Марчелла жила со мной потому, что, вне всякого сомнения, любила меня, – никакой корысти тут просто не могло быть. В некотором смысле я даже представлял для нее финансовую обузу. Как она могла влюбиться в меня? В ее глазах я наверняка выглядел стариком. К тому же был человеком без определенных занятий, совершенно непривлекателен внешне и со слегка угасшими интеллектуальными способностями, для которого с детства единственной и главной целью было прожить до конца своих дней в Париже… Когда я рассказал об этом Марчелле, она расхохоталась: «Отлично, caro,[121] ты своего добился. Можешь быть доволен: ты и вправду всю жизнь прожил в Париже». Она произнесла это ласково, но в ее словах я уловил оттенок горькой иронии.

Марчелла заботилась обо мне больше, чем я сам о себе заботился: напоминала, чтобы я принял таблетки, регулирующие давление, чтобы каждый день гулял не меньше получаса, чтобы ни в коем случае не выпивал больше двух-трех бокалов вина в сутки. И часто повторяла, что, когда она получит хороший гонорар, мы потратим деньги на поездку в Перу. Ей хотелось посмотреть не столько Куско и Мачу-Пикчу, сколько район Лимы под названием Мирафлорес, о котором я так часто рассказывал. Я поддакивал, хотя в глубине души знал, что этому путешествию не бывать и сам постараюсь оттягивать его до бесконечности. Мне не хотелось возвращаться в Перу. После смерти дяди Атаульфо родина перестала для меня существовать, растаяла, словно мираж в пустыне. Там не осталось больше ни родственников, ни друзей, и даже воспоминания юности постепенно выветрились из моей головы.

О кончине дяди Атаульфо я узнал из письма Альберто Ламиеля, причем с опозданием на несколько недель. К тому времени мы уже полгода как жили в Мадриде. Марчелла принесла письмо в кафе «Барбиери», и новость ужасно расстроила меня, хотя я и знал, что дни старика сочтены.
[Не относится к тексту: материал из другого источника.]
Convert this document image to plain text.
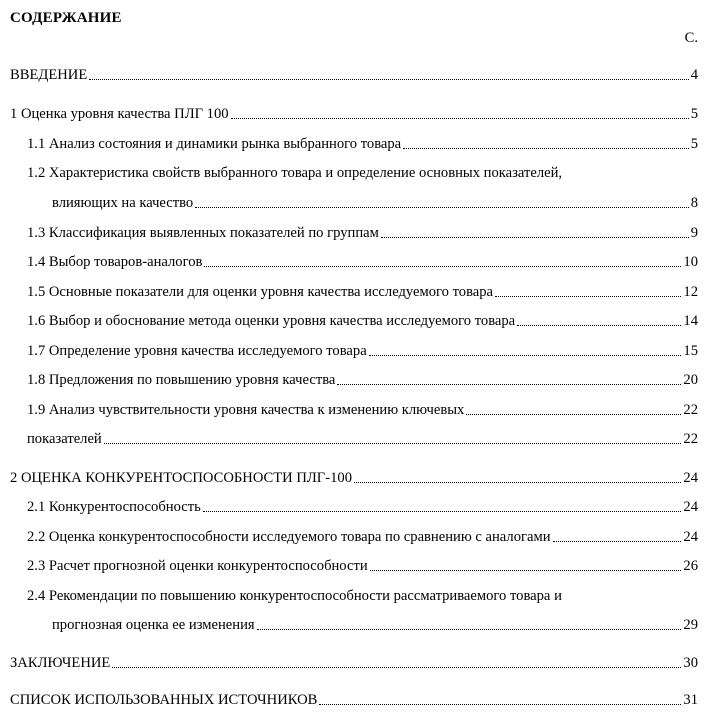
СОДЕРЖАНИЕ
С.
ВВЕДЕНИЕ	4
1 Оценка уровня качества ПЛГ 100	5
1.1 Анализ состояния и динамики рынка выбранного товара	5
1.2 Характеристика свойств выбранного товара и определение основных показателей,
влияющих на качество	8
1.3 Классификация выявленных показателей по группам	9
1.4 Выбор товаров-аналогов	10
1.5 Основные показатели для оценки уровня качества исследуемого товара	12
1.6 Выбор и обоснование метода оценки уровня качества исследуемого товара	14
1.7 Определение уровня качества исследуемого товара	15
1.8 Предложения по повышению уровня качества	20
1.9 Анализ чувствительности уровня качества к изменению ключевых	22
показателей	22
2 ОЦЕНКА КОНКУРЕНТОСПОСОБНОСТИ ПЛГ-100	24
2.1 Конкурентоспособность	24
2.2 Оценка конкурентоспособности исследуемого товара по сравнению с аналогами	24
2.3 Расчет прогнозной оценки конкурентоспособности	26
2.4 Рекомендации по повышению конкурентоспособности рассматриваемого товара и
прогнозная оценка ее изменения	29
ЗАКЛЮЧЕНИЕ	30
СПИСОК ИСПОЛЬЗОВАННЫХ ИСТОЧНИКОВ	31
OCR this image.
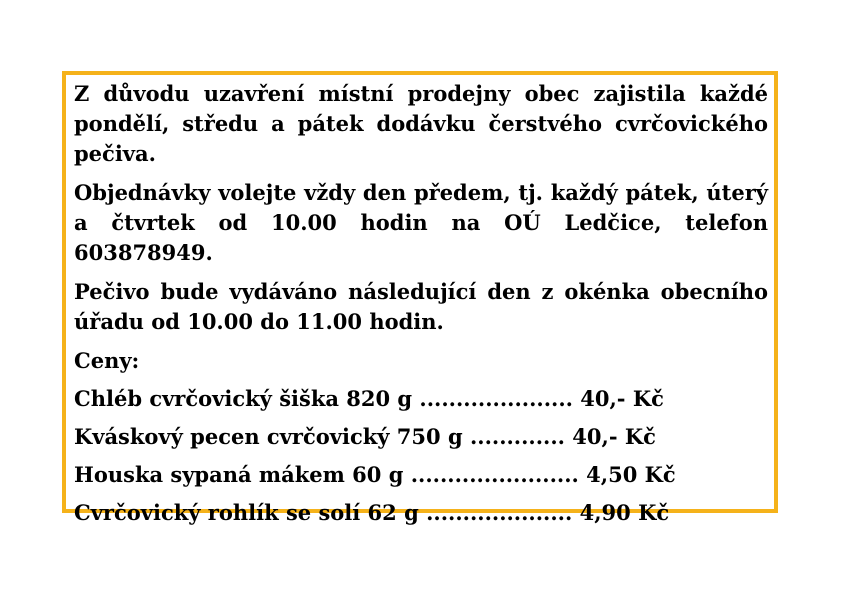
Z důvodu uzavření místní prodejny obec zajistila každé pondělí, středu a pátek dodávku čerstvého cvrčovického pečiva.

Objednávky volejte vždy den předem, tj. každý pátek, úterý a čtvrtek od 10.00 hodin na OÚ Ledčice, telefon 603878949.

Pečivo bude vydáváno následující den z okénka obecního úřadu od 10.00 do 11.00 hodin.

Ceny:
Chléb cvrčovický šiška 820 g ..................... 40,- Kč
Kváskový pecen cvrčovický 750 g ............. 40,- Kč
Houska sypaná mákem 60 g ....................... 4,50 Kč
Cvrčovický rohlík se solí 62 g .................... 4,90 Kč
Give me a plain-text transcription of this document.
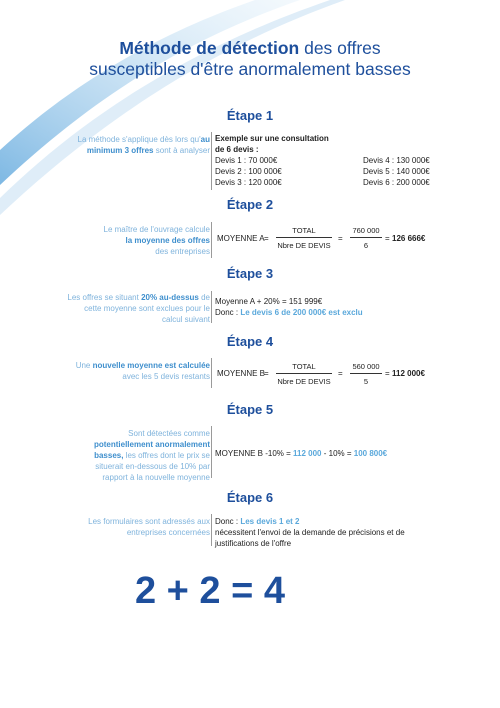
Méthode de détection des offres
susceptibles d'être anormalement basses
Étape 1
La méthode s'applique dès lors qu'au minimum 3 offres sont à analyser
Exemple sur une consultation de 6 devis :
Devis 1 : 70 000€
Devis 2 : 100 000€
Devis 3 : 120 000€
Devis 4 : 130 000€
Devis 5 : 140 000€
Devis 6 : 200 000€
Étape 2
Le maître de l'ouvrage calcule
la moyenne des offres
des entreprises
MOYENNE A =
TOTAL
Nbre DE DEVIS
= $\frac{760 000}{6} = 126$ 666€
Étape 3
Les offres se situant 20% au-dessus de cette moyenne sont exclues pour le calcul suivant
Moyenne A + 20% = 151 999€
Donc : Le devis 6 de 200 000€ est exclu
Étape 4
Une nouvelle moyenne est calculée avec les 5 devis restants MOYENNE B
=
TOTAL
Nbre DE DEVIS
= $\frac{560 000}{5} = 112$ 000€
Étape 5
Sont détectées comme
potentiellement anormalement basses, les offres dont le prix se situerait en-dessous de 10% par rapport à la nouvelle moyenne
MOYENNE B -10% = 112 000 - 10% = 100 800€
Étape 6
Les formulaires sont adressés aux entreprises concernées
Donc : Les devis 1 et 2
nécessitent l'envoi de la demande de précisions et de justifications de l'offre
2 + 2 = 4
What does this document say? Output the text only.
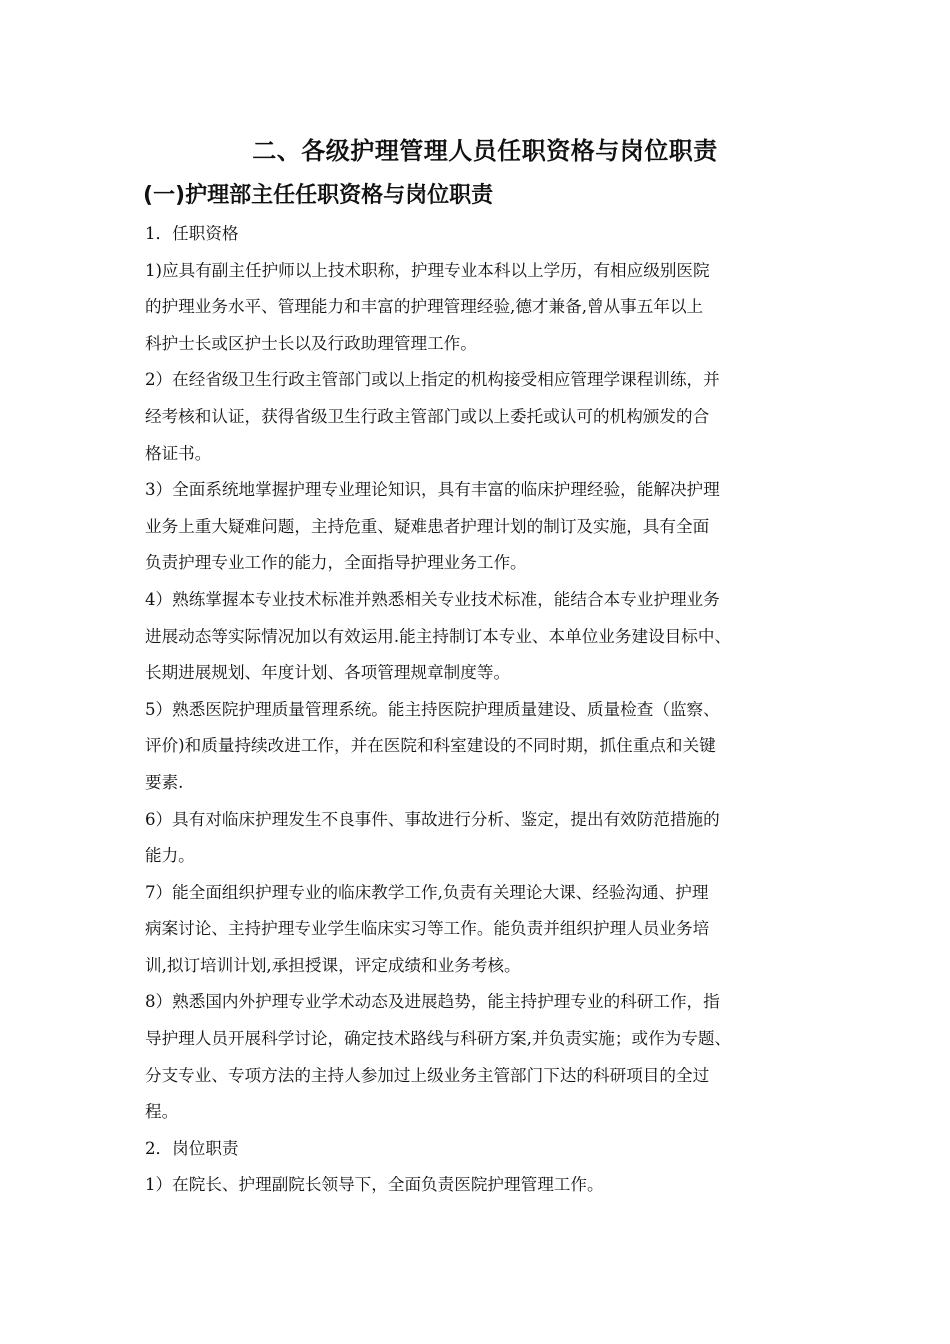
二、各级护理管理人员任职资格与岗位职责
(一)护理部主任任职资格与岗位职责
1．任职资格
1)应具有副主任护师以上技术职称，护理专业本科以上学历，有相应级别医院
的护理业务水平、管理能力和丰富的护理管理经验,德才兼备,曾从事五年以上
科护士长或区护士长以及行政助理管理工作。
2）在经省级卫生行政主管部门或以上指定的机构接受相应管理学课程训练，并
经考核和认证，获得省级卫生行政主管部门或以上委托或认可的机构颁发的合
格证书。
3）全面系统地掌握护理专业理论知识，具有丰富的临床护理经验，能解决护理
业务上重大疑难问题，主持危重、疑难患者护理计划的制订及实施，具有全面
负责护理专业工作的能力，全面指导护理业务工作。
4）熟练掌握本专业技术标准并熟悉相关专业技术标准，能结合本专业护理业务
进展动态等实际情况加以有效运用.能主持制订本专业、本单位业务建设目标中、
长期进展规划、年度计划、各项管理规章制度等。
5）熟悉医院护理质量管理系统。能主持医院护理质量建设、质量检查（监察、
评价)和质量持续改进工作，并在医院和科室建设的不同时期，抓住重点和关键
要素.
6）具有对临床护理发生不良事件、事故进行分析、鉴定，提出有效防范措施的
能力。
7）能全面组织护理专业的临床教学工作,负责有关理论大课、经验沟通、护理
病案讨论、主持护理专业学生临床实习等工作。能负责并组织护理人员业务培
训,拟订培训计划,承担授课，评定成绩和业务考核。
8）熟悉国内外护理专业学术动态及进展趋势，能主持护理专业的科研工作，指
导护理人员开展科学讨论，确定技术路线与科研方案,并负责实施；或作为专题、
分支专业、专项方法的主持人参加过上级业务主管部门下达的科研项目的全过
程。
2．岗位职责
1）在院长、护理副院长领导下，全面负责医院护理管理工作。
Я тотчас прервал работу и долго как сомнамбула бродил по тропинкам Ретиро. После моей последней поездки в Перу – в конце 1984 года – мы обязательно не реже раза в месяц писали друг другу. Из его посланий, написанных дрожащей рукой, которые я порой расшифровывал подобно палеографу, я узнавал подробности экономической катастрофы, поразившей Перу в результате политики Алана Гарсиа. Инфляция, национализация, разрыв отношений с кредитными организациями, контроль над ценами и валютным рынком, рост безработицы и падение уровня жизни… По письмам дяди Атаульфо было видно, с какой душевной тоской он ждал смерти. Умер он во сне. Альберто Ламиель также сообщал, что собирается переехать в Бостон, где с помощью родителей жены-американки надеется подыскать себе хорошую работу. «Только последний идиот, – добавил он, – мог поверить обещаниям Алана Гарсиа, за которого я голосовал на выборах в тысяча девятьсот восемьдесят пятом году, как и многие другие наивные квалифицированные специалисты». Поверив словам президента, обещавшего не трогать долларовые сертификаты, Альберто хранил в них все свои сбережения. Когда вновь избранный президент издал указ о принудительном переводе валютных сертификатов в перуанские соли, Ламиель остался ни с чем. И это было лишь первым звеном в цепочке несчастий. «Лучшее, что я могу теперь сделать, это последовать твоему примеру, дядя Рикардо, и уехать, потому что в этой стране уже невозможно работать, если только ты не находишься в услужении у правительства».

Таковы были последние новости, полученные из Перу. С тех пор мне очень редко доводилось узнать о том, что там происходит. В Мадриде я практически не встречался с перуанцами. Мадридские газеты писали главным образом про то, что у какой-то женщины родилось сразу пятеро младенцев, про землетрясение или падение в пропасть автобуса, ехавшего через Анды, в результате чего погибло тридцать человек.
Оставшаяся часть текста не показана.